The ACA’s contraceptive mandate applies to all marketplace plans and most employer-sponsored plans. It covers every FDA-approved IUD currently on the market, including both hormonal options (Mirena, Kyleena, Liletta, Skyla) and the copper IUD (Paragard). The coverage extends beyond the device itself to include the medical exam, insertion, and follow-up visits.

The key requirement is that you use an in-network provider. If you go out of network, your plan can charge you cost sharing or decline to cover the procedure entirely. Before scheduling an appointment, confirm with your insurance that both the provider and the specific IUD brand are covered under your plan’s preventive services benefit.

Plans That Don’t Have to Cover IUDs

Not every insurance plan falls under the ACA mandate. There are a few notable exceptions.

Grandfathered plans: If your employer’s health plan hasn’t made significant changes since March 2010, it may be classified as “grandfathered” and exempt from the contraceptive coverage requirement. Your plan documents or your HR department can tell you whether this applies. These plans are becoming less common each year, but they still exist.

Religious employer exemptions: Churches, houses of worship, and certain religiously affiliated organizations can opt out of covering contraception entirely. Nonprofit religious hospitals and universities that certify a religious objection are handled differently. In those cases, a third-party administrator or insurer makes separate payments for contraceptive services, so you still get access to an IUD without cost sharing even though your employer isn’t directly paying for it.
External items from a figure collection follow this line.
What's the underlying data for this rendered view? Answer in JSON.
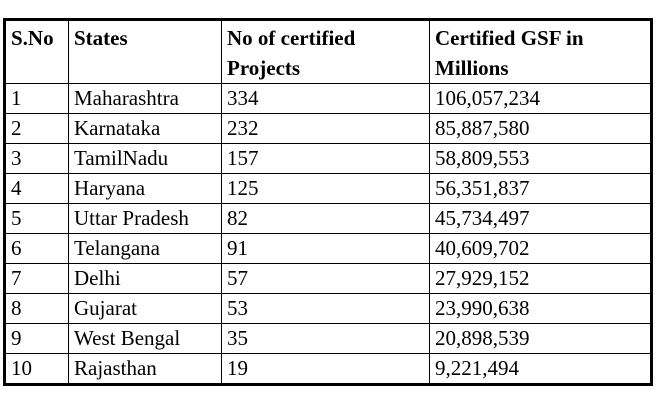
{
  "table": {
    "headers": [
      "S.No",
      "States",
      "No of certified Projects",
      "Certified GSF in Millions"
    ],
    "rows": [
      {
        "sno": "1",
        "state": "Maharashtra",
        "projects": "334",
        "gsf": "106,057,234"
      },
      {
        "sno": "2",
        "state": "Karnataka",
        "projects": "232",
        "gsf": "85,887,580"
      },
      {
        "sno": "3",
        "state": "TamilNadu",
        "projects": "157",
        "gsf": "58,809,553"
      },
      {
        "sno": "4",
        "state": "Haryana",
        "projects": "125",
        "gsf": "56,351,837"
      },
      {
        "sno": "5",
        "state": "Uttar Pradesh",
        "projects": "82",
        "gsf": "45,734,497"
      },
      {
        "sno": "6",
        "state": "Telangana",
        "projects": "91",
        "gsf": "40,609,702"
      },
      {
        "sno": "7",
        "state": "Delhi",
        "projects": "57",
        "gsf": "27,929,152"
      },
      {
        "sno": "8",
        "state": "Gujarat",
        "projects": "53",
        "gsf": "23,990,638"
      },
      {
        "sno": "9",
        "state": "West Bengal",
        "projects": "35",
        "gsf": "20,898,539"
      },
      {
        "sno": "10",
        "state": "Rajasthan",
        "projects": "19",
        "gsf": "9,221,494"
      }
    ]
  }
}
Short-term and health-sharing plans: Short-term health insurance and health care sharing ministries are not required to follow ACA rules. If you’re enrolled in one of these, IUD coverage is unlikely.

Medicaid and Medicare Coverage

Medicaid covers IUDs in most states, but the specifics vary. States have significant flexibility in how they structure contraceptive benefits, and some cover a broader range of brands or settings than others. If you’re on Medicaid, contact your state’s program or your managed care plan directly to confirm what’s covered and which providers you can see.
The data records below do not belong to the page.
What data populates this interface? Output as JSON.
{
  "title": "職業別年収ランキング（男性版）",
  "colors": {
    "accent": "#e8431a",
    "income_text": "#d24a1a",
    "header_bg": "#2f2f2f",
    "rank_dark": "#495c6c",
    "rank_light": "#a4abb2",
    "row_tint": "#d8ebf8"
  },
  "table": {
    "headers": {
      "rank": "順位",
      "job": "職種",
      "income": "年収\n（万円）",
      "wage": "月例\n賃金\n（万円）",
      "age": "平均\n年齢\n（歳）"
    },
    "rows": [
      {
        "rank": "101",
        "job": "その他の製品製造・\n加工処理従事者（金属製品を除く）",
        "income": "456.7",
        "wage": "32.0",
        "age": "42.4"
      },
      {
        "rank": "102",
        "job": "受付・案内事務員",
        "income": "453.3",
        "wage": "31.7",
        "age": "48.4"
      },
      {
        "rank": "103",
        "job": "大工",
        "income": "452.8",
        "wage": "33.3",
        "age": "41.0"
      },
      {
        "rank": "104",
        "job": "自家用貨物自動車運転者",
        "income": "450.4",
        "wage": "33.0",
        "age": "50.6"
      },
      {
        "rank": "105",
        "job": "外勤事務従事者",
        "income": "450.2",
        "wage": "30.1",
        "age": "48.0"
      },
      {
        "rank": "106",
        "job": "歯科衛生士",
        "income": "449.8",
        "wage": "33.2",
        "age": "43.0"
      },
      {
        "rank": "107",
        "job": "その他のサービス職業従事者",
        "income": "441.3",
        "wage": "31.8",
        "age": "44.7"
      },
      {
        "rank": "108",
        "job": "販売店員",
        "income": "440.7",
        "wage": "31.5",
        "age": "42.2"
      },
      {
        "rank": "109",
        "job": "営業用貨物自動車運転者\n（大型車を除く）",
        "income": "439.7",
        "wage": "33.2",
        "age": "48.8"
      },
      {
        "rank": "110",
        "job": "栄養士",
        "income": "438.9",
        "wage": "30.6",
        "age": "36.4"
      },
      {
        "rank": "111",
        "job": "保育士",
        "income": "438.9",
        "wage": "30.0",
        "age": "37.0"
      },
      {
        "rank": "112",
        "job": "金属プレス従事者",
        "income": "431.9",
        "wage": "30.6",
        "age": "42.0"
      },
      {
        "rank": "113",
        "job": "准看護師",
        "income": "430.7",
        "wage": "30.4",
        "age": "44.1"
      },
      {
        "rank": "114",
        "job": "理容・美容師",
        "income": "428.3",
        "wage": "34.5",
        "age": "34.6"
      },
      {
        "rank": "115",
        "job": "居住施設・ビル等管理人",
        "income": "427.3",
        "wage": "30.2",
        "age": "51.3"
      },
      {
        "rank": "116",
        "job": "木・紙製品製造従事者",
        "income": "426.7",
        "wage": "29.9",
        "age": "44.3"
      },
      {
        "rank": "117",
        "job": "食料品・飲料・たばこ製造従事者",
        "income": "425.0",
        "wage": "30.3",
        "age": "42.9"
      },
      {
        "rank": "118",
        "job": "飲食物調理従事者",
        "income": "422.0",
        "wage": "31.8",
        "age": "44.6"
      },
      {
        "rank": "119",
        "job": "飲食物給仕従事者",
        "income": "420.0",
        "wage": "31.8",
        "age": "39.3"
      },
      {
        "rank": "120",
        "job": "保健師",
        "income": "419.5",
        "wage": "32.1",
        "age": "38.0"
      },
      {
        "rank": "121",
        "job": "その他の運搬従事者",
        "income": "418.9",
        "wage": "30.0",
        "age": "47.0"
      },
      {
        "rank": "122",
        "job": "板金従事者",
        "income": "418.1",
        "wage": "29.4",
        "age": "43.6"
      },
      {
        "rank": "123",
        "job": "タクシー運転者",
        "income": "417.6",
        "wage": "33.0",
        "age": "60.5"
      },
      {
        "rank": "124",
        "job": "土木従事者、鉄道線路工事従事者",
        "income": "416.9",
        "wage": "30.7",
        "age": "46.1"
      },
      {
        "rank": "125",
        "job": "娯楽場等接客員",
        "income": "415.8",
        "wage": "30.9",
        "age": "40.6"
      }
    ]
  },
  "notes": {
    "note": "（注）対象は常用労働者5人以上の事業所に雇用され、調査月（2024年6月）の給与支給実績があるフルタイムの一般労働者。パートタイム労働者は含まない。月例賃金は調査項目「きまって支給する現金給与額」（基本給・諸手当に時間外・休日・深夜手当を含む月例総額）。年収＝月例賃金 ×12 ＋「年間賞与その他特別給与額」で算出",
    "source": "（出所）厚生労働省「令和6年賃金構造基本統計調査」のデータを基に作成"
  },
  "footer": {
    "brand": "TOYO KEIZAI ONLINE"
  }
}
Medicare generally does not cover contraception. IUDs are not a covered benefit under standard Medicare. The one narrow exception is when a hormonal IUD is prescribed to treat a medical condition like endometrial hyperplasia rather than for birth control. In that case, coverage may be approved, but only when the claim is billed under a specific medical diagnosis code. For most Medicare beneficiaries, this won’t apply.

What It Costs Without Insurance

If your plan doesn’t cover IUDs or you don’t have insurance, the total cost for the device and insertion can reach up to $1,800. That includes the medical exam, the device, and the procedure. Removal later on typically costs between $0 and $250 depending on the provider.
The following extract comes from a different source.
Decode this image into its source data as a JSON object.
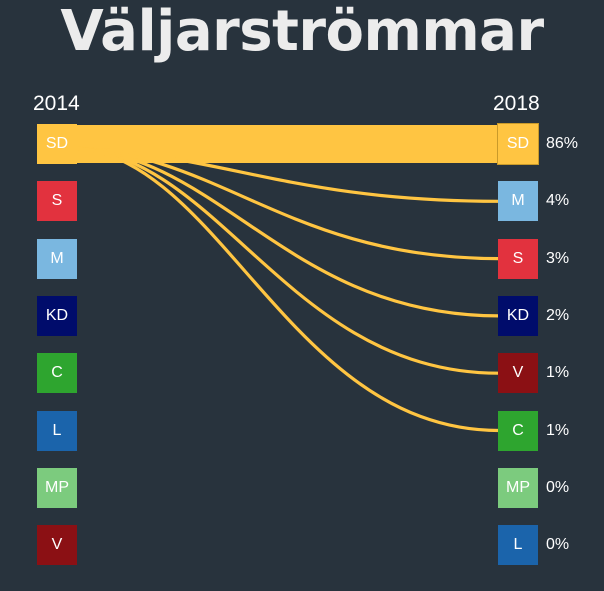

Community health centers and Planned Parenthood clinics often offer IUDs on a sliding fee scale based on income. Some IUD manufacturers also run patient assistance programs that can reduce or eliminate the cost of the device for people who qualify. Title X-funded clinics are another option for low-cost or free contraception regardless of insurance status.

How to Verify Your Coverage

Even when the law requires coverage, the practical details matter. Some plans cover only one brand of hormonal IUD without cost sharing and require prior authorization or a medical reason to cover a different one. Others cover all FDA-approved options equally. The fastest way to find out is to call the member services number on the back of your insurance card and ask two specific questions: whether IUDs are covered as a preventive service with no cost sharing, and whether the brand your provider recommends is on the plan’s formulary or device list.

If your plan denies coverage for a specific IUD and your provider believes it’s the best option for you, you can file an appeal. The ACA requires plans to cover at least one version of each type of FDA-approved contraception. If no equivalent alternative exists on the plan’s covered list, the insurer may be required to cover the one your doctor prescribes.